The other major company, Alaska Airlines, announced it would reduce its flight schedule by 70% for April and May due to a huge falloff in demand.

Alaska CEO Brad Tilden said, “These actions are unprecedented, but these are truly unprecedented times.”

“With nobody booking new tickets, they don’t have the money to keep those planes in the air. So, what they’re really trying to do now is cut back and go into survival mode,” Vigdor said.

Vigdor said companies like Alaska are maxing out lines of credit just to stay afloat.

As for Alaska’s flight schedules for June and beyond, it will base them on demand but their expectation is that reductions will be substantial for at least the next several months.

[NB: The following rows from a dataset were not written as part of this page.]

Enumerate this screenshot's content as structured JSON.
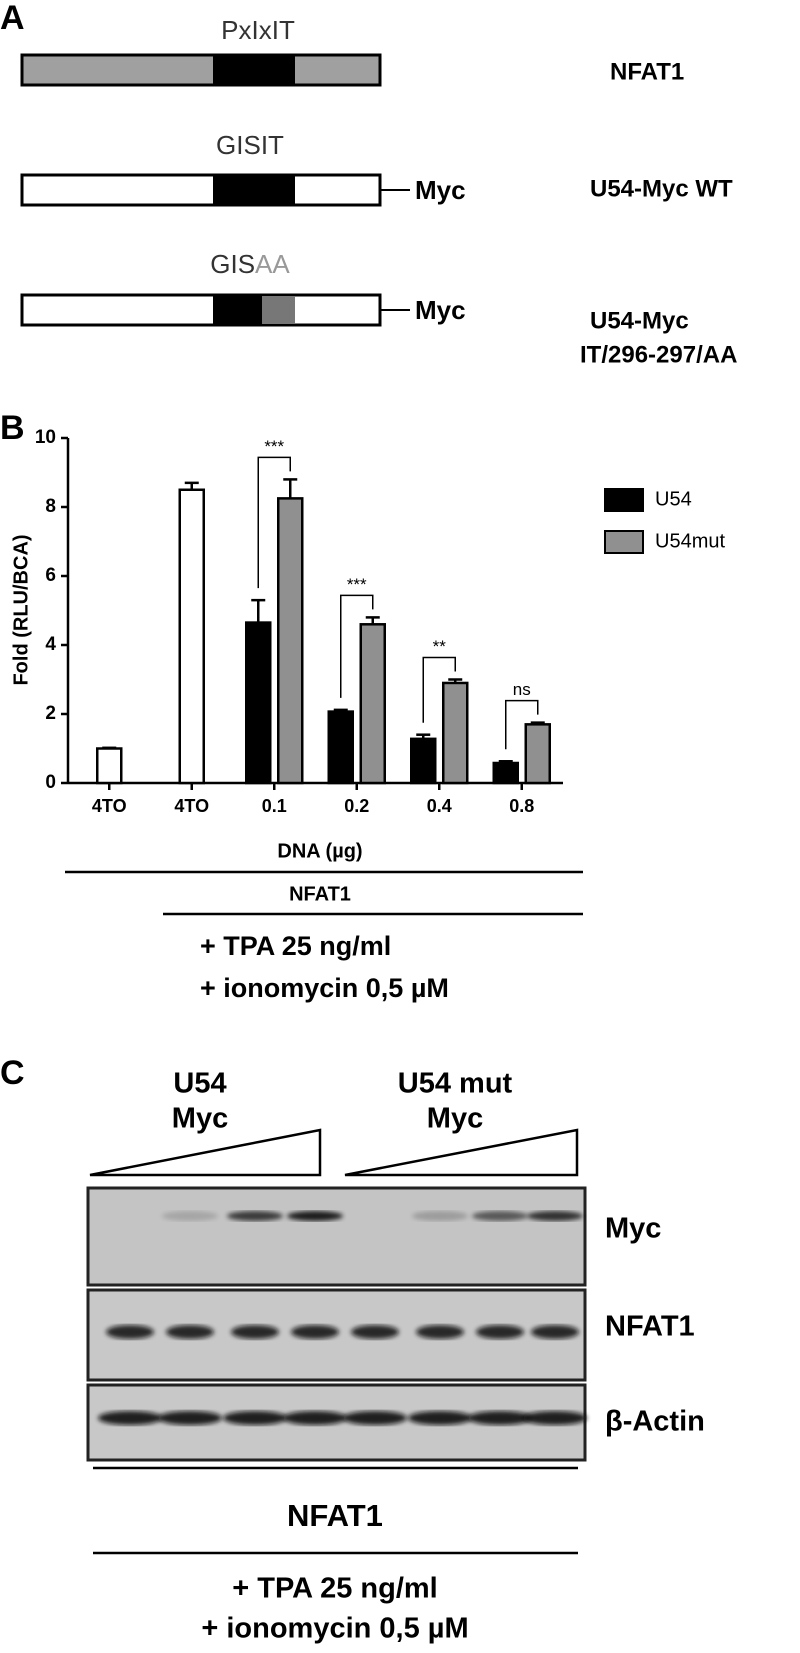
{
  "panel_a": {
    "label": "A",
    "constructs": [
      {
        "motif": "PxIxIT",
        "name": "NFAT1"
      },
      {
        "motif": "GISIT",
        "tag": "Myc",
        "name": "U54-Myc WT"
      },
      {
        "motif_parts": [
          "GIS",
          "AA"
        ],
        "tag": "Myc",
        "name_lines": [
          "U54-Myc",
          "IT/296-297/AA"
        ]
      }
    ]
  },
  "chart_data": {
    "type": "bar",
    "panel_label": "B",
    "ylabel": "Fold (RLU/BCA)",
    "xlabel": "DNA (µg)",
    "categories": [
      "4TO",
      "4TO",
      "0.1",
      "0.2",
      "0.4",
      "0.8"
    ],
    "series": [
      {
        "color": "#ffffff",
        "values": [
          1.0,
          8.5,
          null,
          null,
          null,
          null
        ],
        "errors": [
          0.02,
          0.2,
          null,
          null,
          null,
          null
        ]
      },
      {
        "name": "U54",
        "color": "#000000",
        "values": [
          null,
          null,
          4.65,
          2.07,
          1.28,
          0.58
        ],
        "errors": [
          null,
          null,
          0.65,
          0.05,
          0.12,
          0.05
        ]
      },
      {
        "name": "U54mut",
        "color": "#909090",
        "values": [
          null,
          null,
          8.25,
          4.6,
          2.9,
          1.7
        ],
        "errors": [
          null,
          null,
          0.55,
          0.2,
          0.1,
          0.05
        ]
      }
    ],
    "significance": [
      null,
      null,
      "***",
      "***",
      "**",
      "ns"
    ],
    "ylim": [
      0,
      10
    ],
    "yticks": [
      0,
      2,
      4,
      6,
      8,
      10
    ],
    "conditions": [
      "NFAT1",
      "+ TPA 25 ng/ml",
      "+ ionomycin 0,5 µM"
    ]
  },
  "panel_c": {
    "label": "C",
    "groups": [
      {
        "name": "U54",
        "tag": "Myc"
      },
      {
        "name": "U54 mut",
        "tag": "Myc"
      }
    ],
    "blots": [
      "Myc",
      "NFAT1",
      "β-Actin"
    ],
    "conditions": [
      "NFAT1",
      "+ TPA 25 ng/ml",
      "+ ionomycin 0,5 µM"
    ]
  }
}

And because of social distancing, the airline said it is seeing demand reductions of more than 80%.

"Alaska's goal, since the onset of this outbreak, has been to keep our employees and guests safe and healthy, and to ensure that our airline is here to support and serve them in the future," said Tilden. "But we also know that given the lack of demand for air travel and profound impact on the financial management of our business, hard work and aggressive control of costs and cash are required, even with additional support."

Vigdor said, “Best case scenario, by August we’re getting back to normal. I don’t imagine we’ll be all the way there.”